[Spridgets] ebay Shill was Holy SMOKES !!!

Dean Hedin dlh2001 at comcast.net
Wed Feb 4 20:10:58 MST 2009


I find it interesting that you feel that shilling is acceptable behavior
in an auction.   I don't mean that negatively but, as you point out, 
there seems to be a tradition of this in the old fashoned auctions
and some people take it for granted and toss it off as a "buyer beware"
type of thing.

A judge in New York feels differently.
http://www.consumeraffairs.com/news04/shills.html

So, knowing what you know now, would you shill bid if your
aunt placed some of her antiques on ebay now? 
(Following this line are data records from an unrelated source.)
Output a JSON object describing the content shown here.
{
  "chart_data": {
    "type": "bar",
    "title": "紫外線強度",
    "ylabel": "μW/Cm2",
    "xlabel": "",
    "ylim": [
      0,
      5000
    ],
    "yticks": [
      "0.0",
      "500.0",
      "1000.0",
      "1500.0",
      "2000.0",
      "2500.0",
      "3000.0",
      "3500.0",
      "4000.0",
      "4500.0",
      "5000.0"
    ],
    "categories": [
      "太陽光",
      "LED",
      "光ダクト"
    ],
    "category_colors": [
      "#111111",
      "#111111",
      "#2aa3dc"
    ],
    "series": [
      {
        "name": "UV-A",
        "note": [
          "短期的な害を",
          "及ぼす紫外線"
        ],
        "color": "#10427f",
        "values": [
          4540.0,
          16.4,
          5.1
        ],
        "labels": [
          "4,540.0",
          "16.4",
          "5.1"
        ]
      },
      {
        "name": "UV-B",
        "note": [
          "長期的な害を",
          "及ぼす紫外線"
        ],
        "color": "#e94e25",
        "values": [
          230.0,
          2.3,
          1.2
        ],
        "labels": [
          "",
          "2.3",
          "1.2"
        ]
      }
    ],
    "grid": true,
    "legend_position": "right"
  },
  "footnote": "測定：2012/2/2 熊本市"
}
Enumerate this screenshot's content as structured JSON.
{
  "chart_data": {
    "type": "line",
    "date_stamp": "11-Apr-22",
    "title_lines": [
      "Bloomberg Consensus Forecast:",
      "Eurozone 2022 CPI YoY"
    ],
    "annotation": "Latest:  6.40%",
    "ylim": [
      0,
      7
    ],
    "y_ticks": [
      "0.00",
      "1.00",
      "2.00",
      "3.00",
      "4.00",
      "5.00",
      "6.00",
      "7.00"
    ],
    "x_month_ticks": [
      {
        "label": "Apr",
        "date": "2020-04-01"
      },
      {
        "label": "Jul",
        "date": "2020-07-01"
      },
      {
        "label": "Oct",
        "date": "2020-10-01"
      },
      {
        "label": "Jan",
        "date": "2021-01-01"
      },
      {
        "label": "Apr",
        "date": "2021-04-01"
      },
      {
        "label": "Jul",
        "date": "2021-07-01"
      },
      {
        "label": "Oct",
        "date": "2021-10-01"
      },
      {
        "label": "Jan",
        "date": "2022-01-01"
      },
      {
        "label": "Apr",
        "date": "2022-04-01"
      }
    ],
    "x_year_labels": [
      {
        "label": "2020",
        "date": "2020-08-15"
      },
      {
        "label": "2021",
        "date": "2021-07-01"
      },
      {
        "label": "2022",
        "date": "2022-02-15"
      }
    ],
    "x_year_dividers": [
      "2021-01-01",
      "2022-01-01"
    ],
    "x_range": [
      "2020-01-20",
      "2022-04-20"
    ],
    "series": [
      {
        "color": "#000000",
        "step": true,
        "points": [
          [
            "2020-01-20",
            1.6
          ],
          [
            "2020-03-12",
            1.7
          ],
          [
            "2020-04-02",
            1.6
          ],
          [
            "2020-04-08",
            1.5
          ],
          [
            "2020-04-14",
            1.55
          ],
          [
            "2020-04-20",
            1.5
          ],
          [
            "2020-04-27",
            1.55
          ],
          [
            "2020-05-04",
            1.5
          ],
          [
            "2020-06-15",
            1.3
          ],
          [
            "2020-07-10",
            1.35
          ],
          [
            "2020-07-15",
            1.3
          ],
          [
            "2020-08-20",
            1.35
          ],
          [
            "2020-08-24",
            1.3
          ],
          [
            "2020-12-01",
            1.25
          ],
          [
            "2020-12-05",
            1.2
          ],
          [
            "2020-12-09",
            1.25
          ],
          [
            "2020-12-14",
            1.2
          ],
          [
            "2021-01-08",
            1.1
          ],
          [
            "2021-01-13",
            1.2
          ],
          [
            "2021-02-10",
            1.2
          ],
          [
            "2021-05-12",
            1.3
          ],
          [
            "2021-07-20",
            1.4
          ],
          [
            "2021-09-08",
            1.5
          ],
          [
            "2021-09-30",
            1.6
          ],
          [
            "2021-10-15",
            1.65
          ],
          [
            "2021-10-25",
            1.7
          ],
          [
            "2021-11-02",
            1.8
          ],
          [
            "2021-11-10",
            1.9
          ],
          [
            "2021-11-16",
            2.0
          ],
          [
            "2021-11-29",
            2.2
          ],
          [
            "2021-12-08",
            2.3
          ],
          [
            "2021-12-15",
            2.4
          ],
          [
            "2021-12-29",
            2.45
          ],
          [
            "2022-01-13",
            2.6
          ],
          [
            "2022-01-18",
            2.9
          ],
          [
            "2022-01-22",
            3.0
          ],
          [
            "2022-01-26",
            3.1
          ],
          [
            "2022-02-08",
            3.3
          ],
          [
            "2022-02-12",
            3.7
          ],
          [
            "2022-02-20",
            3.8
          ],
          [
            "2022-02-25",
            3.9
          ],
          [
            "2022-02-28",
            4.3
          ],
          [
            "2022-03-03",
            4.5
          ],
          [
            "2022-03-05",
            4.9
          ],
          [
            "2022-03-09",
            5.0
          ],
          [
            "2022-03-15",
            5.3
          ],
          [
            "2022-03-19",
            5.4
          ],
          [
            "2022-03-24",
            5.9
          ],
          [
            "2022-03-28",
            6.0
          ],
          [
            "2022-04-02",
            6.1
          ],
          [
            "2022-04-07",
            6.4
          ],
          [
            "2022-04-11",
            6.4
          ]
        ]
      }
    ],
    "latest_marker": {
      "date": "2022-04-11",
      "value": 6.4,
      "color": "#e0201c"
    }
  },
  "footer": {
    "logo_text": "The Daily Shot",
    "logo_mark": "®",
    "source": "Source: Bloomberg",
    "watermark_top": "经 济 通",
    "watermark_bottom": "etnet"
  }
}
Never understood reserves.  It's like a foriegn country trying to peg it's currency. 
You want to sell something and you have some fantasy as to what it's worth?
Unfortunately your opinion as to what something is worth is meaningless.
Put it up for a dollar and let the objective bidders decide what it's worth.



----- Original Message ----- 
From: "Gregory Groiss" <ggroiss at gmail.com>
Subject: Re: [Spridgets] Holy SMOKES !!!


> I'm not sure why everyone is so against "shill" bidding.  I've been
> selling on eBay since the site started and although I never bid on my
> own auctions, I uses a reserve price when needed, I don't see the
> problem with it. When I was younger I worked for my aunt who owned an
> antique shop and every two weeks we would head to some local auction
> houses to buy and sell.  What you call "shill" bidding was very common
> there and I did partake one or twice.  The only real difference was
> buyers could see who was bidding and the regulars would know who the
> sellers were. So if a dealer/seller was consistently bidding up their
> own items people would stop buying from them. EBay is a little
> different.  However, there are tools on the web that will allow you to
> compare bidders across multiple auctions from a single seller.  Some
> of these tools you have to pay for while others are free.